Zwykle żony piłkarzy są ślicznymi midelkami lub ślicznymi dziewczętami, które o karierze modelki marzą. Anna tymczasem, choć urody odmówić jej nie można, ma swój sport, sukcesy, ma pracę. I spore grono wielbicieli. Jest nie tylko mistrzynią karate, ale i trenerką, prowadzi bloga, propaguje zasady zdrowego życia i żywienia, stara się motywować do pracy nad ciałem.
W programie "Kobiecym okiem" wyznała, że nie uważa, by jej ciało było idealne. Jak każda kobieta gdzieś tam jakieś swoje widzimisie posiadam, że coś mi się może nie podobać. Ale cały czas się uczę tego, że trzeba się akceptować takim, jakim się jest - stwierdziła.
Jednak wcale nie ze względu na ewentualnie kompleksy Anna nie wzięłaby udziału w rozbieranej sesji zdjęciowej. Ciało jest moim narzędziem pracy jako sportowiec, jako osoba, która używa siły. (...) używam go do walk, a nie po to, żeby coś tam w pewien sposób przedstawiać. Nie, póki co, nie.

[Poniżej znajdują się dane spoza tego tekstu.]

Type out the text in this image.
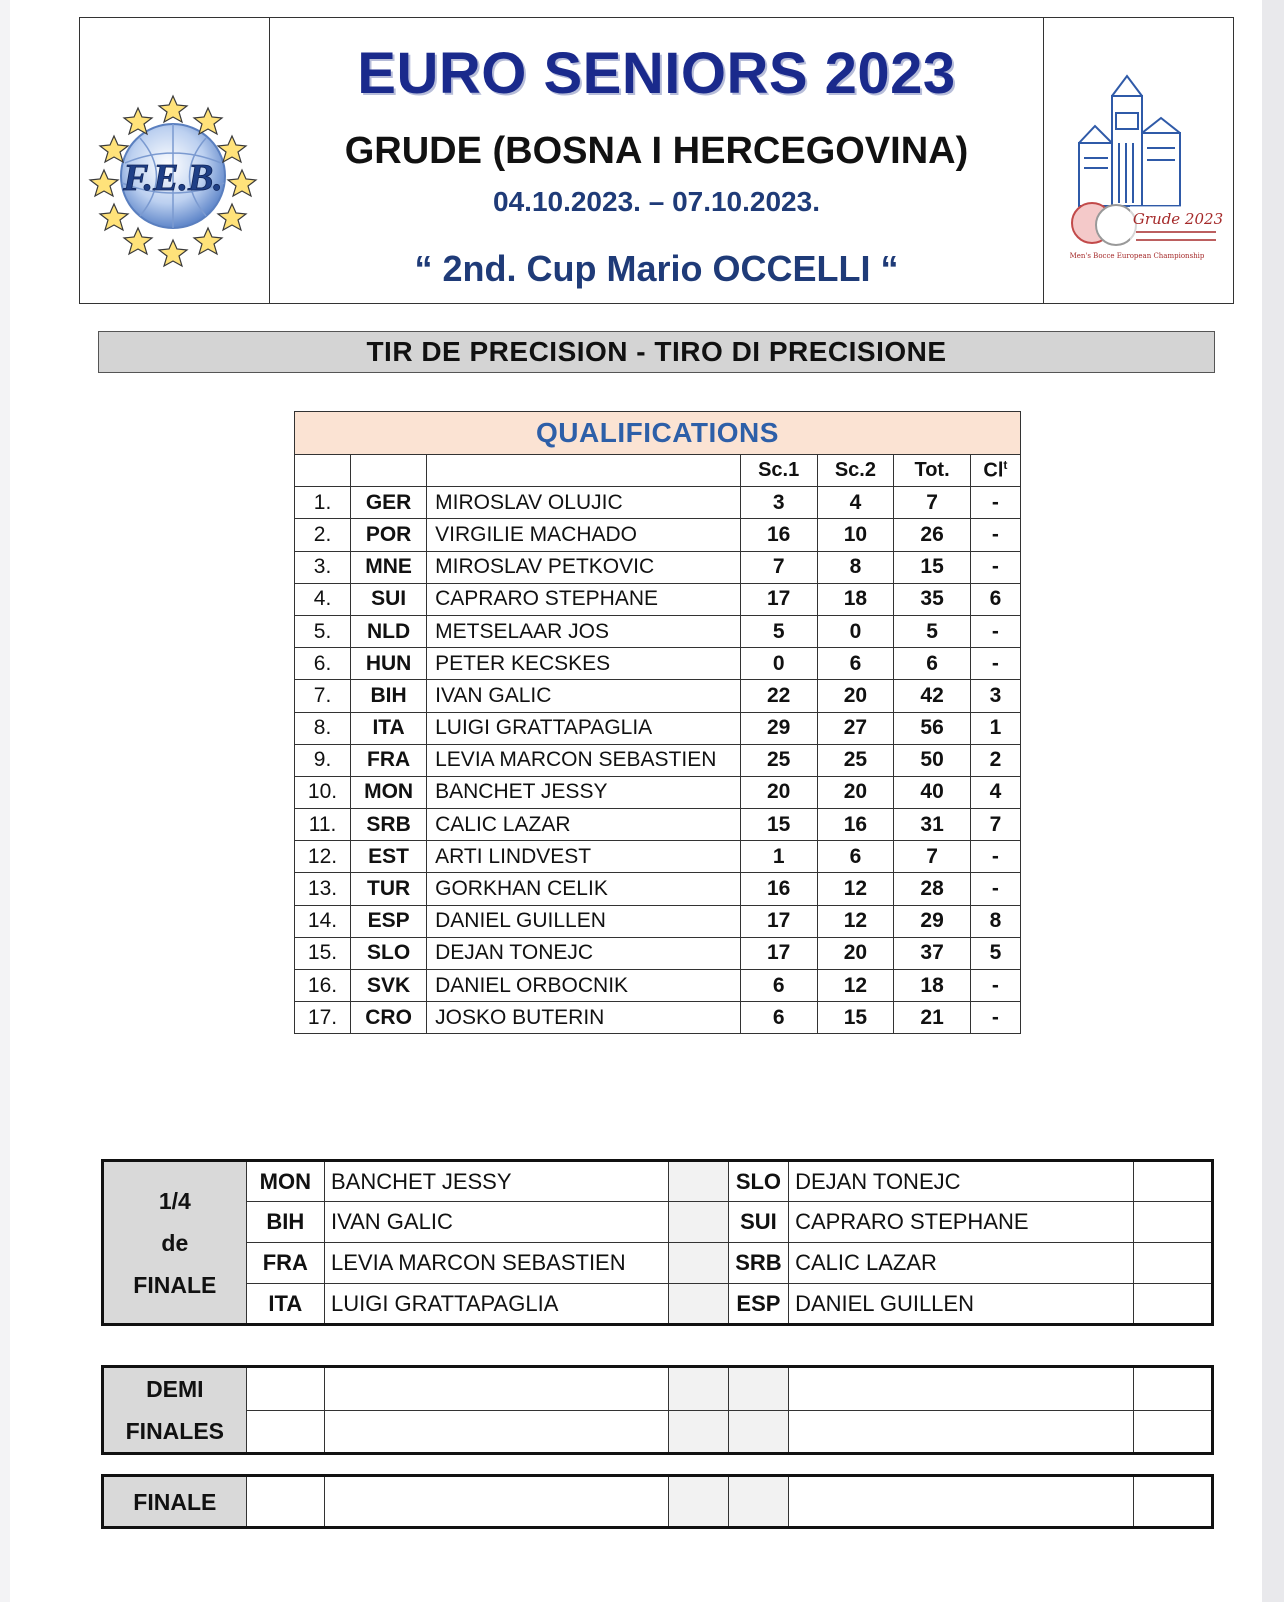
F.E.B.
EURO SENIORS 2023
GRUDE (BOSNA I HERCEGOVINA)
04.10.2023. – 07.10.2023.
“ 2nd. Cup Mario OCCELLI “
Grude 2023
Men's Bocce European Championship
TIR DE PRECISION - TIRO DI PRECISIONE
QUALIFICATIONS						
			Sc.1	Sc.2	Tot.	Cl$^t$
1.	GER	MIROSLAV OLUJIC	3	4	7	-
2.	POR	VIRGILIE MACHADO	16	10	26	-
3.	MNE	MIROSLAV PETKOVIC	7	8	15	-
4.	SUI	CAPRARO STEPHANE	17	18	35	6
5.	NLD	METSELAAR JOS	5	0	5	-
6.	HUN	PETER KECSKES	0	6	6	-
7.	BIH	IVAN GALIC	22	20	42	3
8.	ITA	LUIGI GRATTAPAGLIA	29	27	56	1
9.	FRA	LEVIA MARCON SEBASTIEN	25	25	50	2
10.	MON	BANCHET JESSY	20	20	40	4
11.	SRB	CALIC LAZAR	15	16	31	7
12.	EST	ARTI LINDVEST	1	6	7	-
13.	TUR	GORKHAN CELIK	16	12	28	-
14.	ESP	DANIEL GUILLEN	17	12	29	8
15.	SLO	DEJAN TONEJC	17	20	37	5
16.	SVK	DANIEL ORBOCNIK	6	12	18	-
17.	CRO	JOSKO BUTERIN	6	15	21	-
1/4
de
FINALE	MON	BANCHET JESSY		SLO	DEJAN TONEJC	
	BIH	IVAN GALIC		SUI	CAPRARO STEPHANE	
	FRA	LEVIA MARCON SEBASTIEN		SRB	CALIC LAZAR	
	ITA	LUIGI GRATTAPAGLIA		ESP	DANIEL GUILLEN	
DEMI
FINALES						

FINALE						
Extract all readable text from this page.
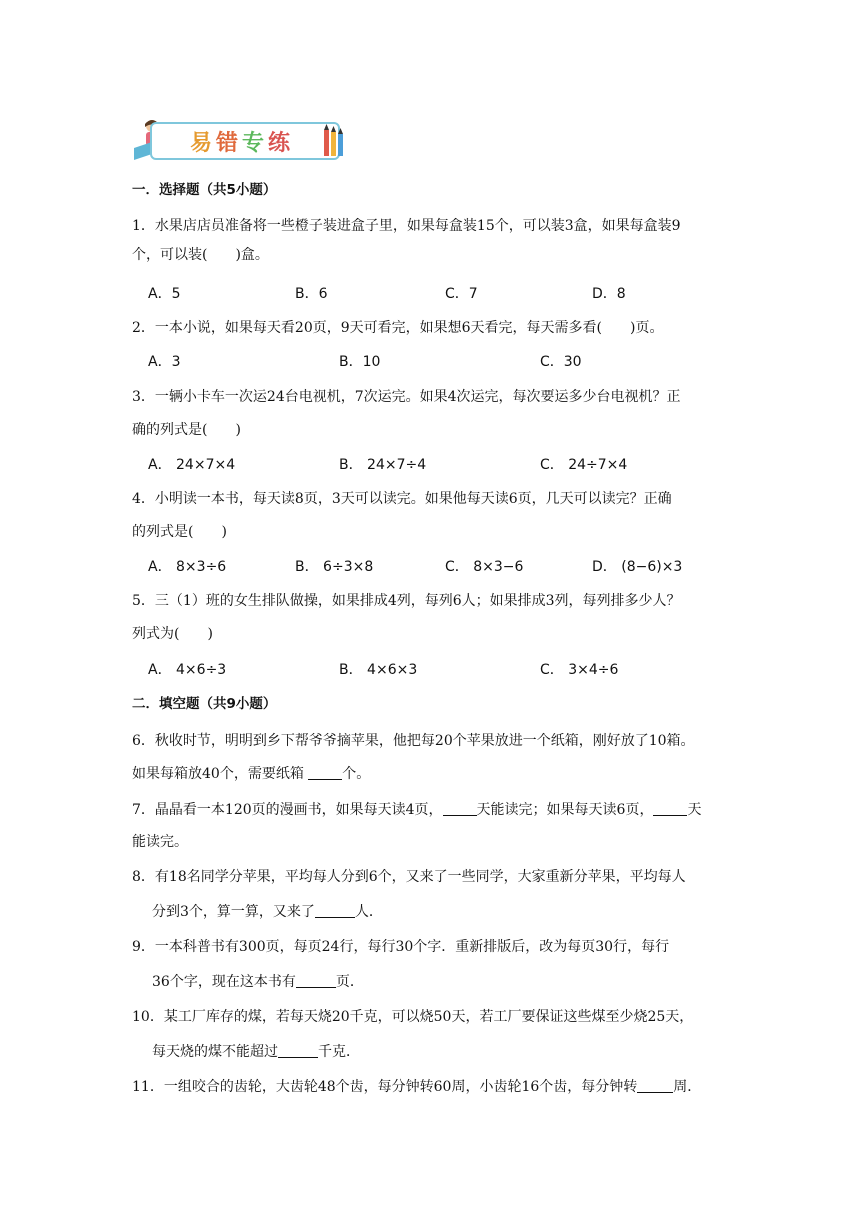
易错专练
一．选择题（共5小题）
1．水果店店员准备将一些橙子装进盒子里，如果每盒装15个，可以装3盒，如果每盒装9
个，可以装(　　)盒。
A．5	B．6	C．7	D．8
2．一本小说，如果每天看20页，9天可看完，如果想6天看完，每天需多看(　　)页。
A．3	B．10	C．30
3．一辆小卡车一次运24台电视机，7次运完。如果4次运完，每次要运多少台电视机？正
确的列式是(　　)
A． 24×7×4	B． 24×7÷4	C． 24÷7×4
4．小明读一本书，每天读8页，3天可以读完。如果他每天读6页，几天可以读完？正确
的列式是(　　)
A． 8×3÷6	B． 6÷3×8	C． 8×3−6	D． (8−6)×3
5．三（1）班的女生排队做操，如果排成4列，每列6人；如果排成3列，每列排多少人？
列式为(　　)
A． 4×6÷3	B． 4×6×3	C． 3×4÷6
二．填空题（共9小题）
6．秋收时节，明明到乡下帮爷爷摘苹果，他把每20个苹果放进一个纸箱，刚好放了10箱。
如果每箱放40个，需要纸箱 个。
7．晶晶看一本120页的漫画书，如果每天读4页， 天能读完；如果每天读6页， 天
能读完。
8．有18名同学分苹果，平均每人分到6个，又来了一些同学，大家重新分苹果，平均每人
分到3个，算一算，又来了	人．
9．一本科普书有300页，每页24行，每行30个字．重新排版后，改为每页30行，每行
36个字，现在这本书有	页．
10．某工厂库存的煤，若每天烧20千克，可以烧50天，若工厂要保证这些煤至少烧25天，
每天烧的煤不能超过	千克．
11．一组咬合的齿轮，大齿轮48个齿，每分钟转60周，小齿轮16个齿，每分钟转	周．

Czyli o oglądaniu doskonałego ciała Lewandowskiej na fotografiach innych niż ukazujących ją podczas pracy (a bywanie na galach i czerwonym dywanie oraz reklamy to też jej część) jej fani mogą zapomnieć. Szkoda? Może niektórzy poczują się zawiedzeni, ale jednak dobrze wiedzieć, że nie każda posiadaczka perfekcyjnego ciała skusi się na nagie zdjęcia tylko po to, by było o niej głośniej.
Jak podoba wam się sylwetka mistrzyni? Brzuch prezentuje się imponująco!